Nos desenvolvemos en una capa gaseosa y acuática, la biosfera, que envuelve nuestro planeta y que supone una pequeña parte del volumen que se aprecia en el planeta cuando se contempla desde la estratosfera. La fina capa gaseosa de unos tres kilómetros de espesor, que permite la vida –la biosfera- rodea enteramente la esfera terrestre y todo aparece azul y apetecible desde la distancia. La biosfera acuática salada ocupa un 70,9% de los 510.101.000 km2 –casi las tres cuartas partes- que tiene la superficie de la Tierra, por tanto, suma 361.661.600 km2 esa hidrosfera que, con unas determinadas temperaturas terrestres, que dan 15º medios durante miles de años, se corresponde con una cantidad de evaporación que va a proveer de agua regada y dulce a toda su superficie irregularmente y en forma de lluvia, granizo o nieve. ¿Otra casualidad? Resulta un equilibrio excepcional y muy complejo, que produce unos resultados muy especiales.

Otras superficies y otras temperaturas darían otras evaporaciones y otras precipitaciones diferentes. Nunca llovería a gusto de todos, sin duda, pero ¿qué tipo de vida se produciría? Tanto una biosfera –la aérea- como la otra –la que se desenvuelve dentro del agua- tienen un espesor medio que no pasa de tres kilómetros vivibles la primera y de cuatro la segunda, en los que es posible la vida. Cuando una se superpone a la otra, como es en el caso de los océanos en los que están los cuatro km de agua medios y los tres km de atmósfera, tenemos una biosfera de aproximadamente siete kilómetros de espesor medio, pero ambas caben muy aproximadamente en un cubo de 1.560 kilómetros de arista o lado, lo que, comparado con el perímetro de la Tierra de 40.000, es algo pequeño, delicado y frágil, a cuidar. Una veintiseisava parte de él, esta arista.

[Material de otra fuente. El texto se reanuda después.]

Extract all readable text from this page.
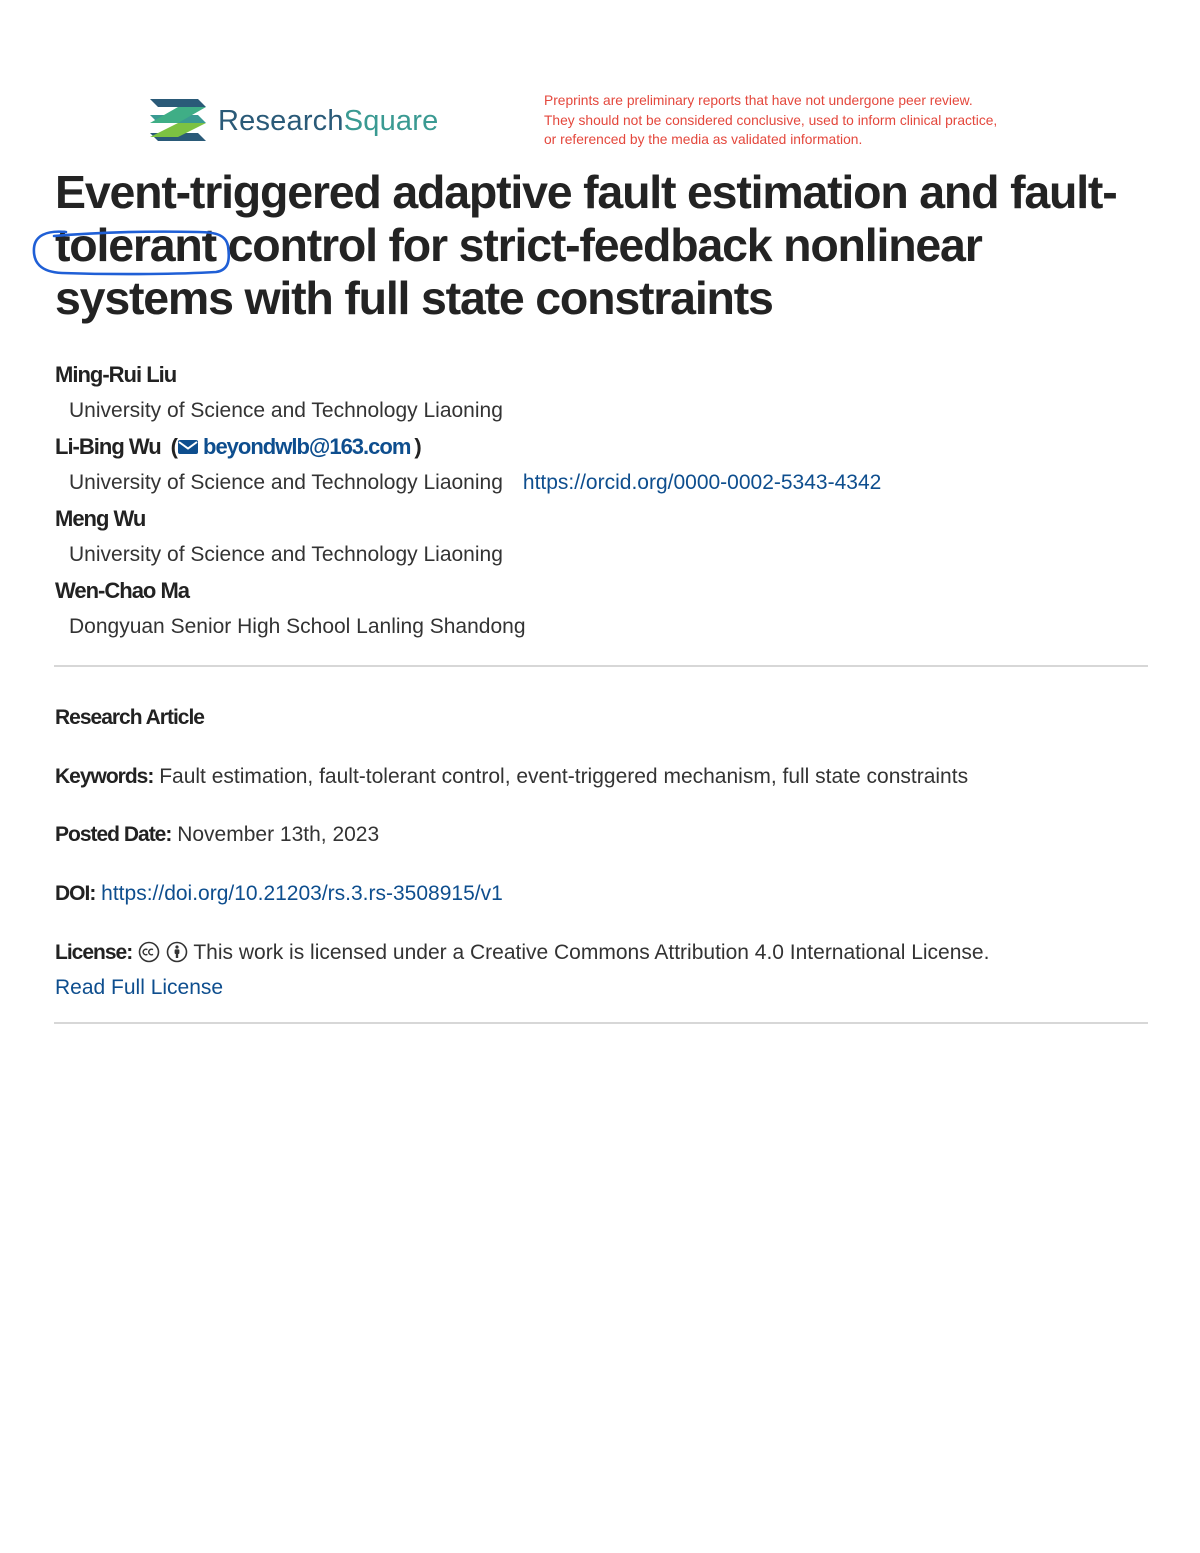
ResearchSquare
Preprints are preliminary reports that have not undergone peer review.
They should not be considered conclusive, used to inform clinical practice,
or referenced by the media as validated information.
Event-triggered adaptive fault estimation and fault-
tolerant control for strict-feedback nonlinear
systems with full state constraints
Ming-Rui Liu
University of Science and Technology Liaoning
Li-Bing Wu ( beyondwlb@163.com )
University of Science and Technology Liaoning https://orcid.org/0000-0002-5343-4342
Meng Wu
University of Science and Technology Liaoning
Wen-Chao Ma
Dongyuan Senior High School Lanling Shandong
Research Article
Keywords: Fault estimation, fault-tolerant control, event-triggered mechanism, full state constraints
Posted Date: November 13th, 2023
DOI: https://doi.org/10.21203/rs.3.rs-3508915/v1
License:	This work is licensed under a Creative Commons Attribution 4.0 International License.
Read Full License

En ella se suceden los fenómenos que facilitan la vida y el clima -los vientos, las corrientes marinas, la lluvia y la nieve, las horas de sol (la constante solar) las temperaturas y los solsticios y equinoccios, que son otros fenómenos ¿casuales? fundamentales muy seriamente para la vida, marcando las estaciones del año en cada lugar.

Bueno, pues a esto añadamos el magnetismo de la Tierra. Algo que tampoco entendemos bien y no sabemos cómo se produce eso de que el polo Norte sea el Norte y el Sur sea el Sur, como nos indica una simple brújula en virtud de su existencia. Ese campo magnético bien desarrollado de la Tierra, amén de otras tantas cosas, nos protege cual escudo poderoso –fuerza de Lorentz- de los maléficos y letales rayos gamma del viento solar, radiación electromagnética ionizante constituida por fotones, muy penetrante, que procede del Sol y sus elementos radiactivos, semejante a los rayos X, de mayor longitud de onda y enormemente perniciosos para la vida –que la harían imposible tal como la conocemos- y son desviados por él hacia el espacio exterior. ¿Otra casualidad?